Le fonctionnement de la police à Paris
A la tête de la police parisienne, le lieutenant général a d’abord la mission de conjurer les risques, ce qui explique l’importance donnée au renseignement pour prévenir les émotions populaires, les émeutes… D’autre part, on confie au lieutenant général de police des lettres de cachet, un outil judiciaire d’exception qui lui donne le pouvoir effectif d’arrêter tout individu dont il estime qu’il représente une menace pour l’ordre public à Paris (personne d’autre à Paris n’a ce pouvoir).
Le Lieutenant général de police peut compter sur un personnel étoffé, constitué de 48 commissaires (propriétaires de leurs charges) du châtelet, répartis dans différents quartiers parisiens. Chaque commissaire est assisté d’un inspecteur de police. Ces commissaires et inspecteurs reçoivent les plaintes directement chez eux et font parfois figures de confident pour certains habitants du quartier, que les commissaires connaissent en général personnellement, et à qui ils leur proposent une oreille attentive : le commissaire est enraciné dans son quartier et manifeste une autorité presque paternelle sur ses justiciables. Ces hommes ont également des spécialités et des responsabilités dans des domaines particuliers à l’échelle de tout Paris : il y a par exemple un commissaire de Police qui s’occupe de la surveillance des spectacles, un autre des maisons closes ou encore un autre en charge des enquêtes dites « extraordinaires » (qui ont trait notamment à des affaires politiques). De manière quotidienne, ils doivent faire remonter vers le lieutenant général de police des compte-rendus de leur journée.
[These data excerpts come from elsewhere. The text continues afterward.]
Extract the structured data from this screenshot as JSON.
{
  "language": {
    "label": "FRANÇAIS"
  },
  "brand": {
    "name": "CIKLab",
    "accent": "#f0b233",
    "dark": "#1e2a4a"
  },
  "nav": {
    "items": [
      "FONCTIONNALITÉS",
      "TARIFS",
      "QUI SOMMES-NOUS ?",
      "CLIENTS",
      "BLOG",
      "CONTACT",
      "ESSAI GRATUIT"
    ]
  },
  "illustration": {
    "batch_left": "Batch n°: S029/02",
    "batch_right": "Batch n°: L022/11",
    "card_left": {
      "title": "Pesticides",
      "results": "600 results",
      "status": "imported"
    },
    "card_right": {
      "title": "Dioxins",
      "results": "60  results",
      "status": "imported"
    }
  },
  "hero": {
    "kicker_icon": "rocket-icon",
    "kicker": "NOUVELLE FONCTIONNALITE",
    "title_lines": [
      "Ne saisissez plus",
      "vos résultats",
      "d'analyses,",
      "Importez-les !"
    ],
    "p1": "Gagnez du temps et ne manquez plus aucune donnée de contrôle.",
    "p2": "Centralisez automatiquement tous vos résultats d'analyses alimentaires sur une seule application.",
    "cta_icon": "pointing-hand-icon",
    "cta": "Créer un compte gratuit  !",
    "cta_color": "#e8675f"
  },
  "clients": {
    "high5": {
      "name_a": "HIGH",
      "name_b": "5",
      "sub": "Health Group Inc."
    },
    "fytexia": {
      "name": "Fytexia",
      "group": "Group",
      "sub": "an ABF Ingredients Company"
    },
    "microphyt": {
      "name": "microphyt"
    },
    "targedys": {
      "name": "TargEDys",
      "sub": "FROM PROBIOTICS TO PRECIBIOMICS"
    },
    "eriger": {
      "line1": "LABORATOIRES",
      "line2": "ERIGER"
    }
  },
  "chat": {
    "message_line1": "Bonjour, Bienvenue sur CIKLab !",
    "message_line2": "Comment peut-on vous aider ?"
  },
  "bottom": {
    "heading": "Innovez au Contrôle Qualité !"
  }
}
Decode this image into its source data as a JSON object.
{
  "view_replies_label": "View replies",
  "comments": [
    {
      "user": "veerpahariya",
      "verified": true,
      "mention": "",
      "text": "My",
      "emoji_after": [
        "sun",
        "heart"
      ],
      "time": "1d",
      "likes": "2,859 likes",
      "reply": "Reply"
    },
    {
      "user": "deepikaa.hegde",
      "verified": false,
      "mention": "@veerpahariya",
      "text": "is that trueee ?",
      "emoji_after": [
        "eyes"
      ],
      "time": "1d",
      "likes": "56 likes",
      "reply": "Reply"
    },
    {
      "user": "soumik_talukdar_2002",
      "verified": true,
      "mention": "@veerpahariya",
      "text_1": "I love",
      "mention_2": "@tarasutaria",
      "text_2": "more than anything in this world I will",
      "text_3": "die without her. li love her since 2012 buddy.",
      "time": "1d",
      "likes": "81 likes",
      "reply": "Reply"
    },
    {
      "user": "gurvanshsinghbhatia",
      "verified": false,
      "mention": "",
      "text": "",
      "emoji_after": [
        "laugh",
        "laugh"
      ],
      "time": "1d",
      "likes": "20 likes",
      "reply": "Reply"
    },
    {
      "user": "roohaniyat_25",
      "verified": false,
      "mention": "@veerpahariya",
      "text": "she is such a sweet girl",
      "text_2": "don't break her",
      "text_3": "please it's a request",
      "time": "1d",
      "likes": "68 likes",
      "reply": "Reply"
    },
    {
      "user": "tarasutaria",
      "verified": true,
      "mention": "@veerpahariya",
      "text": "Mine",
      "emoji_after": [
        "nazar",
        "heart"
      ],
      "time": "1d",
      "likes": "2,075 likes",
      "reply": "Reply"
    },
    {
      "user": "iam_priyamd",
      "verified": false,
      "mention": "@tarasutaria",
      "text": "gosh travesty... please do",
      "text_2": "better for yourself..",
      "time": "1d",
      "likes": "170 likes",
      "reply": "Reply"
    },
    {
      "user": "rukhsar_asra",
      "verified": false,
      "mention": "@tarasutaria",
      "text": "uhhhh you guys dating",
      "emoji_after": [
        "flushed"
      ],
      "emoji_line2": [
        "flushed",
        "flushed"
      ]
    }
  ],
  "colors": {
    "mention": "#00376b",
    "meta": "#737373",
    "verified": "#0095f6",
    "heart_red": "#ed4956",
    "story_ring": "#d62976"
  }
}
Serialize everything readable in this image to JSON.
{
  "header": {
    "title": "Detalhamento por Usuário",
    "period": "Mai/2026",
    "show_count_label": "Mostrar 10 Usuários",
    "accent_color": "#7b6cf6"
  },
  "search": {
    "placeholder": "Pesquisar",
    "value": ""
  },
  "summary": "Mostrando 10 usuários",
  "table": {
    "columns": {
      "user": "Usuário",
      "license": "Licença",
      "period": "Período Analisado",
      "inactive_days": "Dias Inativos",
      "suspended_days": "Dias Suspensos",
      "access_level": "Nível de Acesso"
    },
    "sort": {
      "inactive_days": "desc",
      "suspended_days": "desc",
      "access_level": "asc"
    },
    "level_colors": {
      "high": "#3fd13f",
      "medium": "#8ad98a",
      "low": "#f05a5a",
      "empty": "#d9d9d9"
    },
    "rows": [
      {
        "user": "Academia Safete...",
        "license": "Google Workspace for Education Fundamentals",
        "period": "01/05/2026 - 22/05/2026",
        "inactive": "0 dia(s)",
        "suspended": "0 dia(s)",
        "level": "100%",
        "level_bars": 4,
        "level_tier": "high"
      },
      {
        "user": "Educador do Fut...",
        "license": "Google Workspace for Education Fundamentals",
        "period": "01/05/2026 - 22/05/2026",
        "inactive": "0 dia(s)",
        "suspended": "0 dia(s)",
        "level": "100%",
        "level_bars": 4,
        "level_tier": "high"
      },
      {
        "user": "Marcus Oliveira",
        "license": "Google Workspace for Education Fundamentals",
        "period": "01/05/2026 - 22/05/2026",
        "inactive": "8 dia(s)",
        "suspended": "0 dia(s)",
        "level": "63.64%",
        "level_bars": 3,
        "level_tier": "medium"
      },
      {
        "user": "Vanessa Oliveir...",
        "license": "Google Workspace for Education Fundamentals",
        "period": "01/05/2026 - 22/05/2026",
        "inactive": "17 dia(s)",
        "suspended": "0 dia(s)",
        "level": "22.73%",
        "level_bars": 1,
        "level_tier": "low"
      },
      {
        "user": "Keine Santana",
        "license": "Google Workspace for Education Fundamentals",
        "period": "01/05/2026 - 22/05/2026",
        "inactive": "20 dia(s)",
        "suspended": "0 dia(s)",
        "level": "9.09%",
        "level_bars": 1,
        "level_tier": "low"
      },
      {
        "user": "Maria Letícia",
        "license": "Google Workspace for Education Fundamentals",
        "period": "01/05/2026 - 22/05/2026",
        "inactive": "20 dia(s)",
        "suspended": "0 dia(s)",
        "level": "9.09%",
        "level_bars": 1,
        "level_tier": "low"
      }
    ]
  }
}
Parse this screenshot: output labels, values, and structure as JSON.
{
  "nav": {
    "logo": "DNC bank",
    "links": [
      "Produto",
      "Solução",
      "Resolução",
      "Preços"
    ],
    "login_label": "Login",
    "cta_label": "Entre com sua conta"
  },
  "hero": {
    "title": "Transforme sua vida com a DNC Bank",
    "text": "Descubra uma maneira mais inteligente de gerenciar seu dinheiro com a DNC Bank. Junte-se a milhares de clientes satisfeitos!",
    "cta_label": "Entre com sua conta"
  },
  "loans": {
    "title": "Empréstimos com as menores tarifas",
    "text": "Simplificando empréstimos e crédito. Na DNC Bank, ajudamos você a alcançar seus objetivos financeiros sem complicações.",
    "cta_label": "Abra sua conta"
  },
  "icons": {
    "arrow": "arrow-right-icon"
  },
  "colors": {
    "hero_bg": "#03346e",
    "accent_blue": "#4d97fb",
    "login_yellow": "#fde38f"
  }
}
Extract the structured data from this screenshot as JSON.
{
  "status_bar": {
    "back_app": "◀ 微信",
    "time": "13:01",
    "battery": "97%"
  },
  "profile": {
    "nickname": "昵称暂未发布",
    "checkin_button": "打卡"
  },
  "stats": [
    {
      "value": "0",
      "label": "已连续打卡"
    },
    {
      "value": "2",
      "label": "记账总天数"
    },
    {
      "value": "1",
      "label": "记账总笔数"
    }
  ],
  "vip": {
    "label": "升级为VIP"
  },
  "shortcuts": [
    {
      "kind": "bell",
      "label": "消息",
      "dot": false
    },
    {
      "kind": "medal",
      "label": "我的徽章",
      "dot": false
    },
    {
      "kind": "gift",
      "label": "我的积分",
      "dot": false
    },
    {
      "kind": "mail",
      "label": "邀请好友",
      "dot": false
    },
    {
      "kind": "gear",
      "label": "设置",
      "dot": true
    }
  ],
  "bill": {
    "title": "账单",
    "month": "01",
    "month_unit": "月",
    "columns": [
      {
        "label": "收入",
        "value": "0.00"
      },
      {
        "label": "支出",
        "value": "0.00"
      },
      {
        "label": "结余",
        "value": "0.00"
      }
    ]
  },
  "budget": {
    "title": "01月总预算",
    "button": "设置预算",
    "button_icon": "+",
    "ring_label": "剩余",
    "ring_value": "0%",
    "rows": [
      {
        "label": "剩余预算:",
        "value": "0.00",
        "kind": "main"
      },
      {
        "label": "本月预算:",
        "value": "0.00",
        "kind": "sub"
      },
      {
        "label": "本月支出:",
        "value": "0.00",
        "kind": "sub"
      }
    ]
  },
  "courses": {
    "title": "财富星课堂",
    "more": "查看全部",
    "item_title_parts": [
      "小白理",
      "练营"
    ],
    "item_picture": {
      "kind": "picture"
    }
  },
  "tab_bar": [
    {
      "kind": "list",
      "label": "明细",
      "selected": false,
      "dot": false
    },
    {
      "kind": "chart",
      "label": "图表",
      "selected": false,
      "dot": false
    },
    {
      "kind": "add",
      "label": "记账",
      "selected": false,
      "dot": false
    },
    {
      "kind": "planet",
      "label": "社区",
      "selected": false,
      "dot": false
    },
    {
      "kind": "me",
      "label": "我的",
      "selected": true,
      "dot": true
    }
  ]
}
Concernant les effectifs sur le terrain, la police parisienne possède un peu moins d’un milliers d’hommes en armes, chargés de la répression des bagarres, de la circulation… Ces hommes du guet font des rondes dans Paris mais peinent parfois à faire face aux émeutiers, comme ce fut le cas lors des révoltes frumentaires (liées à l’augmentation des prix des denrées alimentaires) en 1709, 1740, 1775, ou encore lors des rumeurs d’enlèvements d’enfants, dans les années 1750 : on voit à certains moment des rues qui deviennent incontrôlables. Contrairement aux idées reçues, bien avant la Révolution française, l’émeute populaire constituait déjà une grande crainte pour les autorités. En cas de coup dur, Paris devait parfois faire appel à l’armée, constituée de professionnels, rodés aux affrontements et mieux équipés.
Pour anticiper les révoltes, la police parisienne avait également recours à des « mouches », c’est-à -dire des espions, recrutés dans les milieux interlopes parisiens (parmi les prostituées ou les voleurs notamment). Un budget spécifique était même consacré à la rétribution de ces « mouches » !
Dès la fin du XVIIe siècle, les premiers effets liées à la création de la police se firent ressentir : les chiffres du crime baissèrent sensiblement, et les Parisiens se sentirent de plus en plus en sécurité. C’est notamment sous l’action du Lieutenant général de police, de Sartine, qu’un premier système d’éclairage public fut mis en place à Paris. Toutefois, la police parisienne est parfois associée à la brutalité et à l’arbitraire. Ces conflits avec la police sont en effet palpables lors des arrestations de mendiants, par les archers des hôpitaux généraux (qui coopèrent avec la police parisienne). Des arrestations qui soulèvent très souvent de fortes émotions et produisent des échauffourées dans les quartiers parisiens – les habitants prenant souvent fait et cause pour leurs mendiants.
Signe néanmoins de la réussite de ce modèle policier, la France conserva, en partie, ce type de fonctionnement institutionnel pyramidal, avec notamment la figure du commissaire, toujours présente de nos jours. A partir de Napoléon Ier, la fonction de préfet de police fait son apparition, tandis que l’équipement et les attributions judiciaires évoluèrent peu à peu au cours des XIXe et XXe siècles.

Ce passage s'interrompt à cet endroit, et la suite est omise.